MPF obtém R$ 893 milhões em condenações por infrações ambientais na Amazônia

Balanço de três anos dos Ofícios Socioambientais do Pará, Amapá e Mato Grosso registra 593 decisões favoráveis e suspensão de CARs

Por Daniel Vinagre
31/08/2026 às 11:25 • 3 min
floresta amazonica desmatamento

Christian Braga/Greenpeace

A atuação cível dos Ofícios da Amazônia Oriental (Ofamor) do Ministério Público Federal (MPF) resultou na obtenção de R$ 893 milhões em condenações judiciais por infrações e danos ambientais cometidos no bioma amazônico entre agosto de 2023 e agosto de 2026. Os dados constam no levantamento de três anos de funcionamento da estrutura especializada, que abrange os estados do Pará, Amapá e Mato Grosso.

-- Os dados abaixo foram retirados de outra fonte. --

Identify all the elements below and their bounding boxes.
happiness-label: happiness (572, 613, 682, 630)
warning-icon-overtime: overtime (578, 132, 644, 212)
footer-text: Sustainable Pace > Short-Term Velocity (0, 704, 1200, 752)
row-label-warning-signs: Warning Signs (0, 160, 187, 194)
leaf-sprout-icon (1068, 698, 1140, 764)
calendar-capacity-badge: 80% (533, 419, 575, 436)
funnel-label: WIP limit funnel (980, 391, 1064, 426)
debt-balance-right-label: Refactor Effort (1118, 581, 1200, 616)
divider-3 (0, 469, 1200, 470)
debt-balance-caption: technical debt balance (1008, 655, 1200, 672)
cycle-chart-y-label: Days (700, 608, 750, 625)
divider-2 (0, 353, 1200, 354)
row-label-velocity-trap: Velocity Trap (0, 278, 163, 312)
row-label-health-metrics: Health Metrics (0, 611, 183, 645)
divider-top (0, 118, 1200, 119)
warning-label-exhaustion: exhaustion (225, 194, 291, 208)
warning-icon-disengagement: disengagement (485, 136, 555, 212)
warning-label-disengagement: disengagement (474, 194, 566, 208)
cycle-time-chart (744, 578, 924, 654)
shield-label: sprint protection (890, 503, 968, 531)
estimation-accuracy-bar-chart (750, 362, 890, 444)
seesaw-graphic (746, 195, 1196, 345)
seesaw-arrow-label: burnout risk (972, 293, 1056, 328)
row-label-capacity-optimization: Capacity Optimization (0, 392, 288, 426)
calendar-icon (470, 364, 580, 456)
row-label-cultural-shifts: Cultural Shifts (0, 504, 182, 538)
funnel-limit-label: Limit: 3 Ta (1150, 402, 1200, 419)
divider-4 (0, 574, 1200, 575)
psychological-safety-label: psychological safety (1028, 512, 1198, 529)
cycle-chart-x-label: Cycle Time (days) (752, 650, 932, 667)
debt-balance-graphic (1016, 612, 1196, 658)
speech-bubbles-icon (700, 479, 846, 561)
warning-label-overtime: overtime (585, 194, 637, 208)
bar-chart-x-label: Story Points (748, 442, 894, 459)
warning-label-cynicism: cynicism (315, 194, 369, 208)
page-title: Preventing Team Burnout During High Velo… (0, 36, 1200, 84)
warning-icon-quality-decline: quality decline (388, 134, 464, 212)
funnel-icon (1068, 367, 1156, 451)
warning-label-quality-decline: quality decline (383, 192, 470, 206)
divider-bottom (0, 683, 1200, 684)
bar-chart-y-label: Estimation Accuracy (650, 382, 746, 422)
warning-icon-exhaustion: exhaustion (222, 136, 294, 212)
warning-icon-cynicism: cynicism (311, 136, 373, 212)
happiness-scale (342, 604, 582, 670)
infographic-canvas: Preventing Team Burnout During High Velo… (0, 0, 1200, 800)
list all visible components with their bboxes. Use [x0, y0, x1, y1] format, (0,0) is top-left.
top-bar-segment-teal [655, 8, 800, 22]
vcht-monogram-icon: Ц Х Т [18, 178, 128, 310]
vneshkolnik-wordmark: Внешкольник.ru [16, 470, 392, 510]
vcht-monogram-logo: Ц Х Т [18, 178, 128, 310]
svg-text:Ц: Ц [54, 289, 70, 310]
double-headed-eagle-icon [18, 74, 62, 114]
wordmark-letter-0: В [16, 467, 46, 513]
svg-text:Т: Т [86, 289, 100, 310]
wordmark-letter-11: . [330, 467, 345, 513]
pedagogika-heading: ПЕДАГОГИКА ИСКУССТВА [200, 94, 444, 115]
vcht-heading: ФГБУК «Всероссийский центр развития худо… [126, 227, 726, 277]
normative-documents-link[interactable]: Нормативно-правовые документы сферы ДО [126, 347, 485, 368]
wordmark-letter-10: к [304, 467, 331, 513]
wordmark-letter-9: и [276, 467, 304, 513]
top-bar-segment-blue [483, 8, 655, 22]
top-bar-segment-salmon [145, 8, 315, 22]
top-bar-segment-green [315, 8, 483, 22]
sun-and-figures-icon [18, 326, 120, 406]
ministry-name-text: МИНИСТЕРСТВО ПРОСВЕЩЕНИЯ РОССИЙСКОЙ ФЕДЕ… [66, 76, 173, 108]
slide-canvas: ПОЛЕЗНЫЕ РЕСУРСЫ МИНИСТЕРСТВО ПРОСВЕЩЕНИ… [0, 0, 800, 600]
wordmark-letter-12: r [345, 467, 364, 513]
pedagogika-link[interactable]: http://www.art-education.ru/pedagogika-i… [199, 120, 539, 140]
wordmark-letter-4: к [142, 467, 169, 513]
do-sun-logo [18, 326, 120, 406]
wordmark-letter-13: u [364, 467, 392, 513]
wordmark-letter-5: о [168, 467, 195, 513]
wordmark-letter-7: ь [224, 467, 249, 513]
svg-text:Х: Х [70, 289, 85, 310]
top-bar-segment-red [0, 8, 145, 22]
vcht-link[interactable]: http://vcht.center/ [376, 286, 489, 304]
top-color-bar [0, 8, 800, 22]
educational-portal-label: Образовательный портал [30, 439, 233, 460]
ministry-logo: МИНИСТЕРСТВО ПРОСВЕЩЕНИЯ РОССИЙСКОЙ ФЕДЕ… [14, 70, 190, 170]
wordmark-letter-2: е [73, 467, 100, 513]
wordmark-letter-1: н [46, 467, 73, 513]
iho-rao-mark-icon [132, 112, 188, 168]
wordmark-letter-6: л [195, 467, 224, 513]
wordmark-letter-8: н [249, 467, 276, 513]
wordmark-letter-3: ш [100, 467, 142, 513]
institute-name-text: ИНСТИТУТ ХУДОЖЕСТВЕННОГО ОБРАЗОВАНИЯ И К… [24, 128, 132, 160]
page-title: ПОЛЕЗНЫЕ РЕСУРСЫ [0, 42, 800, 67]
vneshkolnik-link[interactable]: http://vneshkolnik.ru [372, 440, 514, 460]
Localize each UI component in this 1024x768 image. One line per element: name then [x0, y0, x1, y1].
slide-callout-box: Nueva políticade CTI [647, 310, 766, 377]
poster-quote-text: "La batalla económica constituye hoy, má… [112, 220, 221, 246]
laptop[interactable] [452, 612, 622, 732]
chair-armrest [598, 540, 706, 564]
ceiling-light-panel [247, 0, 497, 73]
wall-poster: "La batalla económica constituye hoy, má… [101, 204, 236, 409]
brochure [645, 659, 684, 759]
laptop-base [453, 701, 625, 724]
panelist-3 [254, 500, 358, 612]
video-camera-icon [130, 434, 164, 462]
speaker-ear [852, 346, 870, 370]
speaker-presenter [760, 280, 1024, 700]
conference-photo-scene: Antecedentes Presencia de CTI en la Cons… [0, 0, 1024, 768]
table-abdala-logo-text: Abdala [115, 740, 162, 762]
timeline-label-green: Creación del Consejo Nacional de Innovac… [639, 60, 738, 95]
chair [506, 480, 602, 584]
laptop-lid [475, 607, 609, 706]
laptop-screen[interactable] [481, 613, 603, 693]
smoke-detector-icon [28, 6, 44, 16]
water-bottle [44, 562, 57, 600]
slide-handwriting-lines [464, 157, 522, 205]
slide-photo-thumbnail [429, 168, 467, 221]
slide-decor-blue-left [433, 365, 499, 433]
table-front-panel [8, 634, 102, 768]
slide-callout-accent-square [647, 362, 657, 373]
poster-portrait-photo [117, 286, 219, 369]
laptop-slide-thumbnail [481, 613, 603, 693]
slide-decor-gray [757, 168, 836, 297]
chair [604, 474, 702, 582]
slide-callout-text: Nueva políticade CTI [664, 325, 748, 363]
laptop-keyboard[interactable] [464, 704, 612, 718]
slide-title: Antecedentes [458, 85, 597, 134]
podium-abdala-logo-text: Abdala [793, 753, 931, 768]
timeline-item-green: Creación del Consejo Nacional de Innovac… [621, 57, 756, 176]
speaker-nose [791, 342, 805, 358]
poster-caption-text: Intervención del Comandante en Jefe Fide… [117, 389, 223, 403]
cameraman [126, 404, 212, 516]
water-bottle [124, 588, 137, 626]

Além da imposição de ressarcimento financeiro e indenizações, as decisões da Justiça Federal determinaram medidas de reparação direta, como a recuperação de áreas degradadas e a suspensão do Cadastro Ambiental Rural (CAR) de propriedades com irregularidades ou pendências ambientais.

Aumento na taxa de decisões favoráveis

No período analisado, o MPF registrou 941 resultados cíveis na região. Desse total, 593 foram decisões favoráveis aos pedidos do órgão (63%) e 43 referem-se a acordos celebrados para a regularização de passivos socioambientais, somando uma taxa média de sucesso de 68%.

O levantamento aponta crescimento contínuo na eficiência das ações impetradas:

  • 2023: 143 resultados, com índice de êxito próximo a 50%.
  • 2024: 355 resultados, atingindo o maior volume absoluto do período.
  • 2025: 317 resultados, com percentual de decisões favoráveis superior a 70%.
  • 2026 (dados parciais): Índice de decisões favoráveis ao MPF alcançou 74,58%.

Entre os 43 casos encerrados por mediação, foram firmados 23 Termos de Ajustamento de Conduta (TACs) e 3 Acordos de Não Persecução Cível (ANPCs).

Atribuições dos Ofícios Especializados

Criados por portaria da Procuradoria-Geral da República em maio de 2022, os Ofamor atuam regionalmente em processos cíveis e criminais vinculados a autos de infração de órgãos ambientais, ações civis públicas padronizadas e no âmbito do Projeto Amazônia Protege. Em Mato Grosso, a jurisdição do grupo limita-se estritamente aos municípios inseridos no bioma amazônico.

Caso as demandas envolvam conflitos de direitos coletivos de povos originários, quilombolas ou comunidades tradicionais, a regulamentação do MPF prevê o envio do caso aos núcleos da 6ª Câmara de Coordenação e Revisão e à Procuradoria Regional dos Direitos do Cidadão.

Impacto na curva de desmatamento

O período de intensificação das ações cíveis coincide com a desacelerada nos índices de perda de cobertura florestal medidos pelo Instituto Nacional de Pesquisas Espaciais (Inpe).

Pelo sistema Prodes, a taxa anual de desmatamento na Amazônia Legal caiu de 9.064 km² no ciclo de 2023 para 6.518 km² em 2024 e 5.731 km² em 2025. Nos dados mais recentes do sistema de alertas Deter (ciclo agosto de 2025 a julho de 2026), a área sob alerta caiu 25,5% no Pará e 49% em Mato Grosso.